San Abadas Viewpoint – those magnificent mountains that I had spotted during my bus journey, come alive at this viewpoint. An incredible unhindered view.

#29Iglesia de San Augustín (daily, shuts 13:30, reopens 15:30) – has a majestic ungilded wood altar piece. As it’s just before X’mas, the altar was partially covered by a Nativity scene. I guess the birthday boy gets priority at this time of the year.

San Augustín Church and Matrera Gate

#31Matrera Gate – only part of  the defensive eastern gate is left. Once past these gates the town starts spreading out, the cobbled streets soon become tarmaced over and all too quickly it becomes a tidy Spanish town. I think marching within the old city walls is more interesting.

The March Back Up Again

Views from San Augustin Viewpoint

San Augustin View Point – is worth every minute of the walk along Calle Calejas.

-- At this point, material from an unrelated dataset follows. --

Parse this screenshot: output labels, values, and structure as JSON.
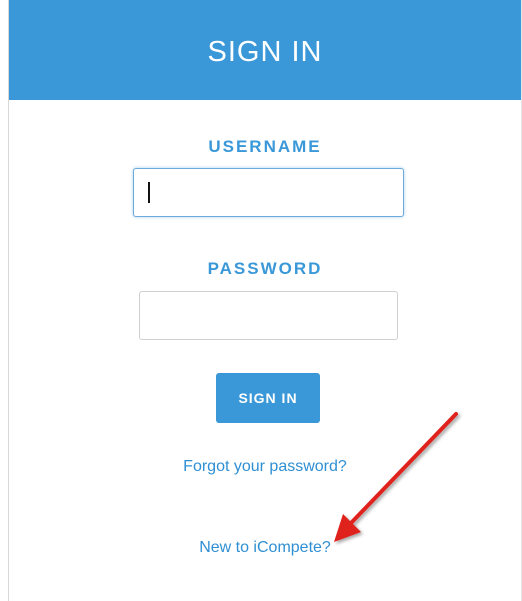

With a bird’s eye view of the Guadalete River winding beneath me, farms dotting the landscape, I breathe in the fresh air and listen to the bleating of sheep down below.

#20Calle Cuna didn’t do it for me. But as a substitute, may I suggest Calle Juan de Cuenca, with the #23Iglesia de San Pedro looming into view as you climb the street.

I’m famished now. A simple handwritten sign cellotaped to the wall directs me to Bar San Marcos. A wonderful, friendly, cheap, family run restaurant. I have the bacalao de minuto and it’s a hit.

The March Back Down Again

It’s now time to catch the last bus home at 17:40. I wander back down on Calle Paseo de Boliches, at the edge of the town, for my final views of the valley below. And have a sherry for the road at the sunny Cafe Lia, just by the bus station. And to top my day,  as the bus comes over the hill towards El Puerto, the twinkling lights of the wind turbines in the distance reminds me of X’mas trees.